Из комнаты отборочной комиссии вышли две девушки в бобриковых детдомовских пальто, туго перетянутых широкими кушаками. Одна была бледная, у другой лицо, шея горели красными пятнами. Они просились заправщицами, им отказали; они недавно кончили школу птицеводов и, следовательно, должны работать по специальности.
— Ну и поехали бы птицеводами, — сказал кто-то.
— Какая там птица! Дикие утки, — вскинулась бледная девушка.
— И вальдшнепы, — глотая слезы, добавила вторая.
— Эх вы, цыпы-дрыпы, дикие утки, — засмеялся рядом с Игорем вислоносый мужчина. — Схитрить надо было.
Маленькая, пышногрудая девушка озабоченно смотрелась в круглое зеркальце; намотав платок на палец, она стерла сперва губную помаду, потом подумала и стерла краску с бровей.
— Знаешь, часто судят по внешности, — оправдываясь, игриво улыбнулась она Игорю. — А я все могу. Я дорожницей работала. Булыгу укладывала.
— На трактористов норма заполнена, — поступали тревожные сведения, — остались шоферы и строители.
Чубатый паренек в бушлате сообщил с угрозой:
— Отклонили за привод… Ну, ладно же.
— Хулиганов туда не нужно… Милиции там на вас нет, — сказала маленькая девушка.
— Обязательно хулиган? А если я хочу по-новому начать… А меня обратно толкают.

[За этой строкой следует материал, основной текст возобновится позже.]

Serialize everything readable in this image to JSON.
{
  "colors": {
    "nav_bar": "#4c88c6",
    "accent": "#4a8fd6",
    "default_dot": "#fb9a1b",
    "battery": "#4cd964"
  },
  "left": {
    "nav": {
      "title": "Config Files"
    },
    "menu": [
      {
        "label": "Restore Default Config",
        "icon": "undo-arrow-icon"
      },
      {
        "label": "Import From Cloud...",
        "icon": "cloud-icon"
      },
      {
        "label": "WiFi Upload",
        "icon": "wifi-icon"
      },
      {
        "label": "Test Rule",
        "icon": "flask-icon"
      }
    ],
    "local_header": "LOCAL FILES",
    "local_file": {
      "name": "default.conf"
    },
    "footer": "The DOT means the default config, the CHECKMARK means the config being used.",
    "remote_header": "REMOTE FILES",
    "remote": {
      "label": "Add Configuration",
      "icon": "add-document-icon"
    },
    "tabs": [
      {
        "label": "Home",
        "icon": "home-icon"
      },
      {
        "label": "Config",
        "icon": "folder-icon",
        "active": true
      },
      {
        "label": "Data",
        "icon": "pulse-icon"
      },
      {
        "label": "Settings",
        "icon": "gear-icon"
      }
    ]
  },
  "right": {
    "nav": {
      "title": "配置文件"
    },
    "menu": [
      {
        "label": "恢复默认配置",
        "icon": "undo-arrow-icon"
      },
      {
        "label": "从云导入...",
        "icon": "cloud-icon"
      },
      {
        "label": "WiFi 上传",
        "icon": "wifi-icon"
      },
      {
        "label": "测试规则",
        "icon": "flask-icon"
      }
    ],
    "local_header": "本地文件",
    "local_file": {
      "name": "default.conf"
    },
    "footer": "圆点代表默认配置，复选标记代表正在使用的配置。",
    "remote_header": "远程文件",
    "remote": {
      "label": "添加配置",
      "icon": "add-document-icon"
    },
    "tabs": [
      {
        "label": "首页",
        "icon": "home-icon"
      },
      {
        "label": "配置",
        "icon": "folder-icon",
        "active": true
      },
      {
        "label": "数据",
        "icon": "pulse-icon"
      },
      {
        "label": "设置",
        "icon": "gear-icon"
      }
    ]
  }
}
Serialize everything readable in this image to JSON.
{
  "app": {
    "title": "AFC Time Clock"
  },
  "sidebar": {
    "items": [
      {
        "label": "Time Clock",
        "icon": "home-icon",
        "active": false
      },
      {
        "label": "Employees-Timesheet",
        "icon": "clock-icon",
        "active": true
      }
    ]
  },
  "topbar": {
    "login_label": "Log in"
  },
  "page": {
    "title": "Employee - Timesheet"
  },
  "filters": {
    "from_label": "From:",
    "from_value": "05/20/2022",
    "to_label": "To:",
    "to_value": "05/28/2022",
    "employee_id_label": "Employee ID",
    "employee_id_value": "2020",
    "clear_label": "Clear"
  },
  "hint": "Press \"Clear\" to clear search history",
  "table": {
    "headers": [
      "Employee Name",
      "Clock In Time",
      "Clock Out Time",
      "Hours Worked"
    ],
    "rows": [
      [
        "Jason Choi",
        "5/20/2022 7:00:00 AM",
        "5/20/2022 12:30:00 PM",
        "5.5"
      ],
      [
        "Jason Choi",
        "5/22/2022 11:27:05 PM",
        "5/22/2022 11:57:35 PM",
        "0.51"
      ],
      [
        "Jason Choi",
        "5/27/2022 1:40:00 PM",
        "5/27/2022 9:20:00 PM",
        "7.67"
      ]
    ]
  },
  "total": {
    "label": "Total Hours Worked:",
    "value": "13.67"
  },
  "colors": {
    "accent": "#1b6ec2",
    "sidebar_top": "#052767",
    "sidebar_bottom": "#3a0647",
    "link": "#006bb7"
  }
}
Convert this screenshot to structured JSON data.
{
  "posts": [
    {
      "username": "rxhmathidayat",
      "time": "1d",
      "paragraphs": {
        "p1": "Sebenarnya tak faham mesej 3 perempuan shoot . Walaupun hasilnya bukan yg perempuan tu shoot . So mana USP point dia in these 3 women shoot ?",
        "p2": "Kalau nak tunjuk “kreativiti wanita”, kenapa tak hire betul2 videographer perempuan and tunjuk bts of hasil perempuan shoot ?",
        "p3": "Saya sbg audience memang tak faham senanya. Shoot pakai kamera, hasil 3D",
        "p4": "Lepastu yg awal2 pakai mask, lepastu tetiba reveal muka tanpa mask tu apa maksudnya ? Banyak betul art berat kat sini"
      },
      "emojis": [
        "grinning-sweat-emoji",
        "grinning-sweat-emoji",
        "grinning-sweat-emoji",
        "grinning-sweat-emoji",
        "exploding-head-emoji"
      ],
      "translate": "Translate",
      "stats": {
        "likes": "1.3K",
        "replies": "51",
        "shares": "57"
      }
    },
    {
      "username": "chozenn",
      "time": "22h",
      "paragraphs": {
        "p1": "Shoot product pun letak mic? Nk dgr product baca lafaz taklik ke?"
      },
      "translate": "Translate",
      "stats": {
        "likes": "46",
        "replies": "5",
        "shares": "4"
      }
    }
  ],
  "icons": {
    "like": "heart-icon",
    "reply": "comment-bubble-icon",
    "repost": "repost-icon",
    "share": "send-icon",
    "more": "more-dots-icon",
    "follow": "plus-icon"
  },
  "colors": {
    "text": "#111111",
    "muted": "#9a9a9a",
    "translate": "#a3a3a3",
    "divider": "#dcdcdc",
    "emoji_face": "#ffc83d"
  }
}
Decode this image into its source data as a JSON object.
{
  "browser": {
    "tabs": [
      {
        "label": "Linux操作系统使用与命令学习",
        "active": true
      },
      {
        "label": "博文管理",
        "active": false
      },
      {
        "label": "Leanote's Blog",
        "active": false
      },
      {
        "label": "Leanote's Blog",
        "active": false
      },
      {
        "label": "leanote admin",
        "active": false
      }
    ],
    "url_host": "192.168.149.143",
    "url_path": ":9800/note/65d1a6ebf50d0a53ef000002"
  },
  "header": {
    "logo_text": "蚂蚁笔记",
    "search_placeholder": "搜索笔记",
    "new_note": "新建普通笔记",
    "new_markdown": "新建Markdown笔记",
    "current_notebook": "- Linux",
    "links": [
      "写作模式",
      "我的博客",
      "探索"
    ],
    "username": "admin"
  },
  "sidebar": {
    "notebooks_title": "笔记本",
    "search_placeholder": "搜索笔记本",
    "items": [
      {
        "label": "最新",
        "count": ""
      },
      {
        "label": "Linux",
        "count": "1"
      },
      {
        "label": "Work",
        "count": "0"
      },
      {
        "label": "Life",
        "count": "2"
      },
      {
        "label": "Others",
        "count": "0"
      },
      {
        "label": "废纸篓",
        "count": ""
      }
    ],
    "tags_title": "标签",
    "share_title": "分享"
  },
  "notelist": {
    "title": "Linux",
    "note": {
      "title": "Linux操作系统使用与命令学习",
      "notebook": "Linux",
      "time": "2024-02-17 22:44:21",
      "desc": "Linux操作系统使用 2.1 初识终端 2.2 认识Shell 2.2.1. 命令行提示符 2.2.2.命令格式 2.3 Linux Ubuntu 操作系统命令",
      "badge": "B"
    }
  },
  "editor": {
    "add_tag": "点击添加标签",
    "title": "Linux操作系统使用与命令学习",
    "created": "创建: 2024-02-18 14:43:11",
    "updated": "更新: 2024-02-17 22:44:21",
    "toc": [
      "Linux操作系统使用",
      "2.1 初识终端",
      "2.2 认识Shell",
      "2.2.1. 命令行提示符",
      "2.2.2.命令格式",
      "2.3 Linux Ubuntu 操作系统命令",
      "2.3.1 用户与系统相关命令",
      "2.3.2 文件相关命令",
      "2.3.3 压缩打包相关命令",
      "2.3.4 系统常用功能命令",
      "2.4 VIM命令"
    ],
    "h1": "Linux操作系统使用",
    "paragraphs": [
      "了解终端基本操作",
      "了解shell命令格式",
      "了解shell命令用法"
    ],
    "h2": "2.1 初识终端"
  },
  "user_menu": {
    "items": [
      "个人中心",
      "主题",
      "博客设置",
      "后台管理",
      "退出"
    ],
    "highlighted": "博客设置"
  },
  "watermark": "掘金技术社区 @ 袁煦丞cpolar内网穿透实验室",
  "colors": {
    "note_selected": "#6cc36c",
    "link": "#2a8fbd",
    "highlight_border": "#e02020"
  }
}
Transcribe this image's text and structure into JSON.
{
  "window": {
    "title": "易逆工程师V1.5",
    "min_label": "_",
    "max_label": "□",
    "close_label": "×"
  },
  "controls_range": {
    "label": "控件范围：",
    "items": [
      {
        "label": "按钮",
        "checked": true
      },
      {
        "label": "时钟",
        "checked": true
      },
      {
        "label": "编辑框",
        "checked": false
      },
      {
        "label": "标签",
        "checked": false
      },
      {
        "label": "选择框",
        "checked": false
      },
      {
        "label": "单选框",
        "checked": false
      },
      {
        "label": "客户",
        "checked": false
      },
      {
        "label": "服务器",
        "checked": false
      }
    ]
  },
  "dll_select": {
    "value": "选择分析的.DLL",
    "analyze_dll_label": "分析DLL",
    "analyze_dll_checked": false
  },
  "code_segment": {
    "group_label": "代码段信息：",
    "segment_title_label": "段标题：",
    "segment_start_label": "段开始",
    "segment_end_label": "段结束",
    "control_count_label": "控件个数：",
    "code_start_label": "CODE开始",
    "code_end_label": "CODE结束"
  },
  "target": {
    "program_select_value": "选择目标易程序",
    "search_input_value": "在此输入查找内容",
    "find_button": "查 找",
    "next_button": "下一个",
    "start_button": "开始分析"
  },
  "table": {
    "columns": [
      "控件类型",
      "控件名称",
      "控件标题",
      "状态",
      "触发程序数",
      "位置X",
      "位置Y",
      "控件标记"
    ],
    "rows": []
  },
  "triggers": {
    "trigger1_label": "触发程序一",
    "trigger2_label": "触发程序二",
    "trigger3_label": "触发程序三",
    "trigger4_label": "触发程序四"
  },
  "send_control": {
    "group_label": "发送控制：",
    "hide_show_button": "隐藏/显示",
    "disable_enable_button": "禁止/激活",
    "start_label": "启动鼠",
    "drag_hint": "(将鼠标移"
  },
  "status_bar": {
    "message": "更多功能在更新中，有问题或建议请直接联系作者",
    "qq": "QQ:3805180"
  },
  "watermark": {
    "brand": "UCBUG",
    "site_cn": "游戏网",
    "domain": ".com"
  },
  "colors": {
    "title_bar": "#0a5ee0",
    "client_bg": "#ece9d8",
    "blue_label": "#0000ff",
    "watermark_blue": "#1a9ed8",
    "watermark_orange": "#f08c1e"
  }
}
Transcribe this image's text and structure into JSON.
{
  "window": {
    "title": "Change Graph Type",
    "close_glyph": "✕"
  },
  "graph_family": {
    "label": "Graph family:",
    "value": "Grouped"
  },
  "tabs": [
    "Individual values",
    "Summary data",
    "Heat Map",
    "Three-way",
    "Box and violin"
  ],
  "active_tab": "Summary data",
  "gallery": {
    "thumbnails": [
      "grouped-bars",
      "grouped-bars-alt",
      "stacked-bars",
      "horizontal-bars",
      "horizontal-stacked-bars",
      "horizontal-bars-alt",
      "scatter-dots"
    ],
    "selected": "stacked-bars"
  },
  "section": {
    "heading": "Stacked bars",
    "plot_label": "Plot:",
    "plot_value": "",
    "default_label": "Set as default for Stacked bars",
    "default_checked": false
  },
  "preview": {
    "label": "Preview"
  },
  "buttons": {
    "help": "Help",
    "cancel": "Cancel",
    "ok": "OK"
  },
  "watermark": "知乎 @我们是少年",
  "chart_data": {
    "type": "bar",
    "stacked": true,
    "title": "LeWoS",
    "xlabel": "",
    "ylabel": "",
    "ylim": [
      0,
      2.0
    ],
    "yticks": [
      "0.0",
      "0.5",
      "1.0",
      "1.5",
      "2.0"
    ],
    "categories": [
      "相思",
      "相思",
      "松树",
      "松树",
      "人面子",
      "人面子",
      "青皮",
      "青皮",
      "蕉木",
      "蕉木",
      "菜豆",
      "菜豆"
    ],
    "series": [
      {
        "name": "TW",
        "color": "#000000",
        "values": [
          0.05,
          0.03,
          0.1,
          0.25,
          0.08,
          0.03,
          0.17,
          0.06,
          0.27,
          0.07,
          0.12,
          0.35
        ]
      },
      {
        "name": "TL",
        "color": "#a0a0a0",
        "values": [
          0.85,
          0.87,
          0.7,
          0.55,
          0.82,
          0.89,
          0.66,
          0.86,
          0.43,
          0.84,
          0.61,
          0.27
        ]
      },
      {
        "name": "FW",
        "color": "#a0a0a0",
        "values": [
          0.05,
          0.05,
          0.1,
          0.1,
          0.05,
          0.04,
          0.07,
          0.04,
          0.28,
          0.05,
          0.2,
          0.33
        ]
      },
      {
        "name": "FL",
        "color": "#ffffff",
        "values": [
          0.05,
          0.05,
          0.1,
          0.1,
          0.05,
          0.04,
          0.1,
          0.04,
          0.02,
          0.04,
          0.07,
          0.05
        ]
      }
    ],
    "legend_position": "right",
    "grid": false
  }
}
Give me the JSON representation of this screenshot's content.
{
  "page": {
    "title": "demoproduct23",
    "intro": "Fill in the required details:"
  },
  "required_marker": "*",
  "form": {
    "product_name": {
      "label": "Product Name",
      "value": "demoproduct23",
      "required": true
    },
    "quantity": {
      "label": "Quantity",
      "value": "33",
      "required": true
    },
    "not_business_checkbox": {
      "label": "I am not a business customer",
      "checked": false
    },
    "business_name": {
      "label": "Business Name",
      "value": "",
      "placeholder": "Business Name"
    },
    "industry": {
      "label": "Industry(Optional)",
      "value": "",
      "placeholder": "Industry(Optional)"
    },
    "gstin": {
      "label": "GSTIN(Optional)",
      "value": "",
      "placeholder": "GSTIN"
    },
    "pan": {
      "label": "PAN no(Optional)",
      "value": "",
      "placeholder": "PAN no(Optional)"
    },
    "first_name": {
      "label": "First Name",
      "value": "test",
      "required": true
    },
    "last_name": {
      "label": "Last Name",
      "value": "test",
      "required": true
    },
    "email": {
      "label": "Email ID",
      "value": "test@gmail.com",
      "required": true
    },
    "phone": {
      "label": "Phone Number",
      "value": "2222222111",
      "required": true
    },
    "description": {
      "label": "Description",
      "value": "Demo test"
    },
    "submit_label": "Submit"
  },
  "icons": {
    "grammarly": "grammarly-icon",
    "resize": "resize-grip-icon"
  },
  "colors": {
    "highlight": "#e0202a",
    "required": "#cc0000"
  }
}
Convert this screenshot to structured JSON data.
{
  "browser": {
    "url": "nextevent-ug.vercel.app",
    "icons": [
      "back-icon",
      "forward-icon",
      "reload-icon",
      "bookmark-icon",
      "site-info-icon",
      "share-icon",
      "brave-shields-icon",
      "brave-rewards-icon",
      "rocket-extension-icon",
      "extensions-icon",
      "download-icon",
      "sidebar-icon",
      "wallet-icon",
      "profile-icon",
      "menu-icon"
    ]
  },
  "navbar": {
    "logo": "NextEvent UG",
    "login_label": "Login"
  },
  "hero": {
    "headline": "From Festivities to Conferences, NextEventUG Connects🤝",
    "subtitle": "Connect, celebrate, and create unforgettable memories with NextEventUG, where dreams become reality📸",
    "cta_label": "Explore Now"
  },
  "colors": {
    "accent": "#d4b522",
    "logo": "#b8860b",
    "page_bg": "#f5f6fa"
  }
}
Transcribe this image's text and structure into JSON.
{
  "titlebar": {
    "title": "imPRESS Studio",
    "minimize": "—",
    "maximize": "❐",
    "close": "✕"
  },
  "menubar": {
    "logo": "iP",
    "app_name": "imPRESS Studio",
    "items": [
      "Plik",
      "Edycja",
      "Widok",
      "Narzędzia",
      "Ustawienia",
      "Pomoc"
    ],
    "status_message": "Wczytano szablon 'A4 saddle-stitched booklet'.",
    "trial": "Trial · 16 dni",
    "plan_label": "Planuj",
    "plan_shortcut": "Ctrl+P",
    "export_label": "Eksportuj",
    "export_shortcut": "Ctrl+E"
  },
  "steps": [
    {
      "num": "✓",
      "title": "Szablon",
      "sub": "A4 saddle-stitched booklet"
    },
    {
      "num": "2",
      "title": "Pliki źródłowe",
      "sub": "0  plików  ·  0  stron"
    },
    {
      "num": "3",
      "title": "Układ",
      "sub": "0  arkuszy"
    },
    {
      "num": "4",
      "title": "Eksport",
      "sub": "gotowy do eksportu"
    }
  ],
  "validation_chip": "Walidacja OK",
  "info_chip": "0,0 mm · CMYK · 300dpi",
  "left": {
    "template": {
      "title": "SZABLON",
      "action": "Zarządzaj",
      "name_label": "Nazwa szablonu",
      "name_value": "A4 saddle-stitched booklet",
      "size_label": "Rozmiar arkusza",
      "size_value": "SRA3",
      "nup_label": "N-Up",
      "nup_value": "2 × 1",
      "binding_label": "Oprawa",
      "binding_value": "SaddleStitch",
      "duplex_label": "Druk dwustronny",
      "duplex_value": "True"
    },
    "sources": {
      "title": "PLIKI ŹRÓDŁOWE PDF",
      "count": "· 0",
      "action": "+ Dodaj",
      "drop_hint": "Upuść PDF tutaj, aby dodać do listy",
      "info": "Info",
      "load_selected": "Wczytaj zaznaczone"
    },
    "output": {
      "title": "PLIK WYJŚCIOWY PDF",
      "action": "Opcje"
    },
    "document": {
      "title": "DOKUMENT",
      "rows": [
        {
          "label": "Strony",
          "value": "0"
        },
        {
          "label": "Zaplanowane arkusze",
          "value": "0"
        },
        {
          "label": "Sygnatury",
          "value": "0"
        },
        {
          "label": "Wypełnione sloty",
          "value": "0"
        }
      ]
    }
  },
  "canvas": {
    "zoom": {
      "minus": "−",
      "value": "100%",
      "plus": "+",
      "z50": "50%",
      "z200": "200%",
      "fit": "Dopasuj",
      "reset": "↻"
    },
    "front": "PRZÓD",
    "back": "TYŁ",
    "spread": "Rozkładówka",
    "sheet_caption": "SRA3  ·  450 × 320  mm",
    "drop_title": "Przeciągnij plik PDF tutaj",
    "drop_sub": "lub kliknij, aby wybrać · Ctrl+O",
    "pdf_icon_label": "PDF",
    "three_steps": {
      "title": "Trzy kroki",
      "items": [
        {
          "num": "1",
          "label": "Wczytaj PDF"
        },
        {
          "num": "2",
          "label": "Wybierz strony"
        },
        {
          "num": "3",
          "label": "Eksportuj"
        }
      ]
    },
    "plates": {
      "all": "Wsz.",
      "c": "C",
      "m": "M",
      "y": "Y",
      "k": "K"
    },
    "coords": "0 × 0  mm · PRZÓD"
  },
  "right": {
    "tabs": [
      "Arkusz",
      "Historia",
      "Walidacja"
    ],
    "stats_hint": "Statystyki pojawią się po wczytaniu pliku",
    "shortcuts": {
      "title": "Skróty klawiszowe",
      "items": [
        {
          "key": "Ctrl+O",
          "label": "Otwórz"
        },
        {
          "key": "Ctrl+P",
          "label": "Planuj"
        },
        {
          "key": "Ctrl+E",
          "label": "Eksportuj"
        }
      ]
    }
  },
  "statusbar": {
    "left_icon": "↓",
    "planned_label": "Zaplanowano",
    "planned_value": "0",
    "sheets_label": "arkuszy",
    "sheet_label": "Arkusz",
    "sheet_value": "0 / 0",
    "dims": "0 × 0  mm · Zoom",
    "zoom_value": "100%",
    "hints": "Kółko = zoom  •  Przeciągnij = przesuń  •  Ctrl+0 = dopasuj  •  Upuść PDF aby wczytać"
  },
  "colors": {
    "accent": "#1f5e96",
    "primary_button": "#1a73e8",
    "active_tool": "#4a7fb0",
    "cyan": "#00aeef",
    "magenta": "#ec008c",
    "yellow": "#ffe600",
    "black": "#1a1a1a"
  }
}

Тогда как?
— Зря его обидели, — тихо сказал Игорю молодой человек в очках, с усталыми, запавшими глазами. — Напьется он — и войдет в штопор. Для некоторых это же не только целина. Есть возможность жизнь свою выправить, приобщиться…
— А, бросьте вы! — Вислоносый мужчина махнул рукой. — Прижали голубчика, вот он и завертелся, ищет где повольготней. Кто поедет от хорошей жизни? От добра добра не ищут. Возьмите меня, к примеру. Будь у меня жилплощадь, разве бы я рыпался? Ни в коем разе. Как сказал древний материалист; нужда и голод правят миром! — Он засмеялся, сдвинул набок порыжелую железнодорожную фуражку. — Ось вращения человеческой натуры.
— Вы отрицаете сознательность? — горячо спросил молодой человек. — Желание помочь…
— Как я могу отрицать, — хитро посмеиваясь, перебил его вислоносый, — я ведь человек несознательный. Понимаете? Вы все понимаете! Только слова ваши — иллюминация, чтобы ехать было веселее. Хотите, каждому вскрытие сделаем? У всякой рыбки своя наживка заглотана. Одна на муху клюнула, другая — на червяка. Понятно? Вы все понимаете, молодой человек. — И вислоносый заговорщицки подмигнул.